L'ouvrière la compléta en déposant de la terre entre la base de la
plante et
celle de la feuille, jusqu'à ce que le rapprochement désiré fût
produit. Ce
résultat obtenu, elle se servit de la feuille de graminée en guise
d'arc-boutant, pour
soutenir les
matériaux destinés à former une voûte.
«
D'autres fourmis de l'espèce des maçonnes,
lorsqu'elles veulent ajouter un étage à la fourmilière, y
déposent une couche de terre épaisse de deux à trois centimètres, et,
lorsqu'elle a été tassée par la pluie, y creusent leurs galeries et
leurs
cellules.
« Les fourmis noires-cendrées
n'usent de ce procédé qu'après un accident ayant occasionné dans leur
demeure
une brèche qu'il convient de fermer immédiatement.
«
L'habitation des fourmis communique ordinairement avec le
dehors par plusieurs larges ouvertures.
«
Chez quelques espèces, il existe à l'intérieur de l'entrée
un vestibule où veille une garde plus ou moins nombreuse.
« Attaque-t-on une
fourmilière facile à
détruire, une de celles qui se présentent sous la forme d'un monceau de
terre
ou de brins de chaume, la garde sort aussitôt et ne tarde pas à être
suivie
d'une multitude d'autres fourmis.
« S'agit-il au contraire d'une fourmilière difficile à bouleverser,
telle que celles placées dans les troncs d'arbre, les fourmis qui
errent aux alentours ou qui sont de garde rentrent et se cachent à la
moindre attaque.
« Lorsqu'on observe attentivement sur un
tronc d'arbre les ouvertures principales d'un nid de fourmis hercules,
l'on aperçoit, dans un petit enfoncement, une tête de fourmi immobile
et aux aguets. L'approche de quelque animal étranger l'inquiète-t-elle,
elle disparait et, quelques secondes s'étant écoulées, une autre fourmi
s'avance au dehors, parcourt tout autour de l'entrée et à pas
précipités un espace d'une trentaine de centimètres, puis rentre après
avoir opéré cette espèce de ronde.
« Si les craintes de la
sentinelle paraissent peu fondées, celle-ci reparaît, et les ouvrières
qui pendant ce temps étaient restées closes, sortent de nouveau pour
aller butiner. Le résultat de la première ronde n'a-t-il pas été
entièrement satisfaisant, une deuxième reconnaissance, faite à pas plus
lents, lui succède.
« A quelque distance des entrées largement
ouvertes, certaines fourmilières ont parfois des ouvertures
très-petites, espèces de poternes cachées sous une pierre, une racine
d'arbre, ou au milieu des gazons.
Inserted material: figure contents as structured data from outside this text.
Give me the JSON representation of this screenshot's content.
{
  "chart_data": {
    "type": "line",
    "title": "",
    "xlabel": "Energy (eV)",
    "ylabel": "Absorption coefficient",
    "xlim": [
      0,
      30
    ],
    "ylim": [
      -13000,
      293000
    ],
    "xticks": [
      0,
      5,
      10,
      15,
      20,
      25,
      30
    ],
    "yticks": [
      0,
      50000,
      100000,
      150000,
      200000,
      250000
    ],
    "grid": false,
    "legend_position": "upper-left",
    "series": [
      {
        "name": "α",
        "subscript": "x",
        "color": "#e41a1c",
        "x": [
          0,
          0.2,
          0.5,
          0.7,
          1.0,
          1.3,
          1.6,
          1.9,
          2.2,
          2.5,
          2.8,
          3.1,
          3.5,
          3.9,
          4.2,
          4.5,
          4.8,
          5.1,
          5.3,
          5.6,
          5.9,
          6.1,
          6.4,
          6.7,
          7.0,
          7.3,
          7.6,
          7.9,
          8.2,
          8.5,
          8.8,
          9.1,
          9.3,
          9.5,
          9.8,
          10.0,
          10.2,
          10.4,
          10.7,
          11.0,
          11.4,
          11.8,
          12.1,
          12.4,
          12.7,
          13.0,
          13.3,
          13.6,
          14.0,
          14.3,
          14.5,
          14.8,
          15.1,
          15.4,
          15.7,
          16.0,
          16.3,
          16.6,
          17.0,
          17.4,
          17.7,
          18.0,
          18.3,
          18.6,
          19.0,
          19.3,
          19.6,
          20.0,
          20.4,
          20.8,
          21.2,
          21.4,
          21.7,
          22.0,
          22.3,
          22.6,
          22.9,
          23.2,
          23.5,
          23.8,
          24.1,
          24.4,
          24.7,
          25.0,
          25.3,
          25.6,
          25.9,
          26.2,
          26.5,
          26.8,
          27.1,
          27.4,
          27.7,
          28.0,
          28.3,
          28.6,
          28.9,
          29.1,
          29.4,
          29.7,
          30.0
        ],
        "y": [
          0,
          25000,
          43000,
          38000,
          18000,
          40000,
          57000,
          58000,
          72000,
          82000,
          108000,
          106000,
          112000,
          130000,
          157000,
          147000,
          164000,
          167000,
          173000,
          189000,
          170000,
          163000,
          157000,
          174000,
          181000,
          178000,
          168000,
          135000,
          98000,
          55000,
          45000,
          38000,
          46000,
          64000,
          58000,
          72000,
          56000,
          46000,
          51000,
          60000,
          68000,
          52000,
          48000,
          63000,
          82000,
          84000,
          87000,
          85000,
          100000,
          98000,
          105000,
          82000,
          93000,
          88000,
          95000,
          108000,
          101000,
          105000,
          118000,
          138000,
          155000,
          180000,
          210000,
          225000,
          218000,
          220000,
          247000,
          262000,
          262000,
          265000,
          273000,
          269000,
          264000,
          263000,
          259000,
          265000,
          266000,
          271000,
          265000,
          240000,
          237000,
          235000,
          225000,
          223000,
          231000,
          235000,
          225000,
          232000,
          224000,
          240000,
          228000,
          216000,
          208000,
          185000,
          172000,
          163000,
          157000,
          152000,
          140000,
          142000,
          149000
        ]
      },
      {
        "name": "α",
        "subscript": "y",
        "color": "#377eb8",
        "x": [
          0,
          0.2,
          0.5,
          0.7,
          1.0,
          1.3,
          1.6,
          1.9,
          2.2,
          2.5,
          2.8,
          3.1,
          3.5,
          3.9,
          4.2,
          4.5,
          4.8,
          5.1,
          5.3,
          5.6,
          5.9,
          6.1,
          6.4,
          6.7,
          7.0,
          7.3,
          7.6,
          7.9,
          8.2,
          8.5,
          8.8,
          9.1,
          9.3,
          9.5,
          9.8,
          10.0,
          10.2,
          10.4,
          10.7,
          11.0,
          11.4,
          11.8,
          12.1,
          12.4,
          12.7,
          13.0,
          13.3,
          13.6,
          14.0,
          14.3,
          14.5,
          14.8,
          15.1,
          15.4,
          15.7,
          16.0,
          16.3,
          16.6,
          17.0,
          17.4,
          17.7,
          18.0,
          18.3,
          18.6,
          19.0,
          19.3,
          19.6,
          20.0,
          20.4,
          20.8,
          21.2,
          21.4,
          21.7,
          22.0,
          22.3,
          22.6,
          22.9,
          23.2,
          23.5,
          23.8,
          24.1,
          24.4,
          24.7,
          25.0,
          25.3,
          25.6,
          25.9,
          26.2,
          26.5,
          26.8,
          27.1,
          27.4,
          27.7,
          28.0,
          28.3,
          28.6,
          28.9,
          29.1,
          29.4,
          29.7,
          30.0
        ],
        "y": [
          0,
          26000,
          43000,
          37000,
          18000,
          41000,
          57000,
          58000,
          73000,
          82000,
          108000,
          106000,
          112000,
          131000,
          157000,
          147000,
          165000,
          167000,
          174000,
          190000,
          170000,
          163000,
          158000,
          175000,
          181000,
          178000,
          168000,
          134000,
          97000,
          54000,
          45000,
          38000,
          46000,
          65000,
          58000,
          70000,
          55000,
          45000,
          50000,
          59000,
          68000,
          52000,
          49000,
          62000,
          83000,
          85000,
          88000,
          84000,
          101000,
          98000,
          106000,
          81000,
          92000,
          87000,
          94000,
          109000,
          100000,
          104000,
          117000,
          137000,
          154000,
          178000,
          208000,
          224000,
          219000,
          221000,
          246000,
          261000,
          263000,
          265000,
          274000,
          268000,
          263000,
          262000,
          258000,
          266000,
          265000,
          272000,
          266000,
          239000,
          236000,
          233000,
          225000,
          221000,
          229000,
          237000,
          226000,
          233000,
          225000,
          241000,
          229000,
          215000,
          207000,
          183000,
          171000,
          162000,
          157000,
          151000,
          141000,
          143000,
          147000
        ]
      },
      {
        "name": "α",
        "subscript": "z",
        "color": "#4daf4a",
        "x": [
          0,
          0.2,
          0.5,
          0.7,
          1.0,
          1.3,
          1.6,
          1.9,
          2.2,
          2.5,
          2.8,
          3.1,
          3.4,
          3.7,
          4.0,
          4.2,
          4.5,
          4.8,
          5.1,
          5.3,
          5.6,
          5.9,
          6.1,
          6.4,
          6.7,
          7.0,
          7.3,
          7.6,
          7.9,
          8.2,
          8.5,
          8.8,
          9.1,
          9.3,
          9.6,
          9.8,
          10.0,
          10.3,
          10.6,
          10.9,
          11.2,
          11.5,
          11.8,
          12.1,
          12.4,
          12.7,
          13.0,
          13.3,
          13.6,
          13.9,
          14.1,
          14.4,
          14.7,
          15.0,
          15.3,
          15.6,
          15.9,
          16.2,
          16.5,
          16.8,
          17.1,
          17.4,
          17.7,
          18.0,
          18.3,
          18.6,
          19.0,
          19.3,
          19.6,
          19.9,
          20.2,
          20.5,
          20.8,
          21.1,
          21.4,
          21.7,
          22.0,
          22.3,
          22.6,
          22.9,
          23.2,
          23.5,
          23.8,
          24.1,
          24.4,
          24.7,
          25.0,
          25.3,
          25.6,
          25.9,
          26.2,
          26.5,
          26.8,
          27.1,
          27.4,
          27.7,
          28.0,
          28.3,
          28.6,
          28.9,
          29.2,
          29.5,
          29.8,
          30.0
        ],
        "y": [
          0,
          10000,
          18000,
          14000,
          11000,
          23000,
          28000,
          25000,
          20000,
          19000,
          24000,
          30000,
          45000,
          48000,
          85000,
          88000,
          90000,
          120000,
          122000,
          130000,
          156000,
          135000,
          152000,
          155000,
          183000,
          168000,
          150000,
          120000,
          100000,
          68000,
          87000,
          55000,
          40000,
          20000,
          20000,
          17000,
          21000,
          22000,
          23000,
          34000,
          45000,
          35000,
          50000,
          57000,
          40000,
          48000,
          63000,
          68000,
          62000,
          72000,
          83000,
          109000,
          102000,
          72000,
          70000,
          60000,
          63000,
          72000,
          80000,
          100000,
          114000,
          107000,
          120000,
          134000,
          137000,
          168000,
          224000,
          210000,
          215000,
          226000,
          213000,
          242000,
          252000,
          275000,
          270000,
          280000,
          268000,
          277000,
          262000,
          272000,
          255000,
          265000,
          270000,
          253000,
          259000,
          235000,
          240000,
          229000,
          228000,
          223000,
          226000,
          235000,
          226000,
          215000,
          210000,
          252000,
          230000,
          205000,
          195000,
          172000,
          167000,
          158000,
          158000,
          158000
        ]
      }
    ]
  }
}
Elles ne servent point à la
circulation une fourmi y est de garde pour empêcher les insectes d'y
pénétrer. On y voit entrer, mais seulement de loin en loin, à des
heures d'intervalle, quelque individu isolé, lequel a soin auparavant
d'opérer de nombreuses circonvolutions, comme s'il voulait dissimuler
sa trace. Ces orifices communiquent avec les cellules intérieures;
peut-être servent-ils au renouvellement de l'air, mais ils ont
certainement aussi été pratiqués en prévision de l'occlusion de
l'entrée principale par un accident ou par l'invasion de fourmis
ennemies.
« Lors de l'envahissement de fourmilière de noires-cendrées par une bande de fourmis
amazones, j'aperçus un très-grand nombre
des premières, les unes adultes et chargées de cocons, les autres faciles à
reconnaitre à la couleur blanche de leur peau pour des fourmis toutes jeunes,
s'échappant par une ouverture jusque-là inaperçue, inusitée, et située à
quarante centimètres de l'entrée principale, au milieu d'une touffe d'herbe. »
Tous ces détails ne sont-ils pas pleins d'attraits et ne leur
applique-t-on pas involontairement cette phrase de Linné « L'homme qui se
connaît lui-même et observe l'univers, théâtre des innombrables merveilles de
la Sagesse infinie, doit se considérer comme un hôte qui est introduit au milieu de ces merveilles pour que
les jouissances qu'elles lui procurent lui révèlent la magnificence du
Seigneur. »
Voici maintenant comment ces mêmes fourmis se conduisent en
cas d'alerte sérieuse.
Les fourmilières de quelques espèces ont des ouvertures
masquées, ou, pour parler peut-être plus exactement, des galeries
très-rapprochées de la surface du sol, et qui peuvent être rapidement ouvertes
de l'intérieur. Ces ouvertures facultatives ne sont connues que d'un petit
nombre de membres de la peuplade.
Il existe à Hyères une espèce de fourmi grosse-tête (formica
capitata), dont la peau brille d'un noir luisant et dont la tête est très-volumineuse.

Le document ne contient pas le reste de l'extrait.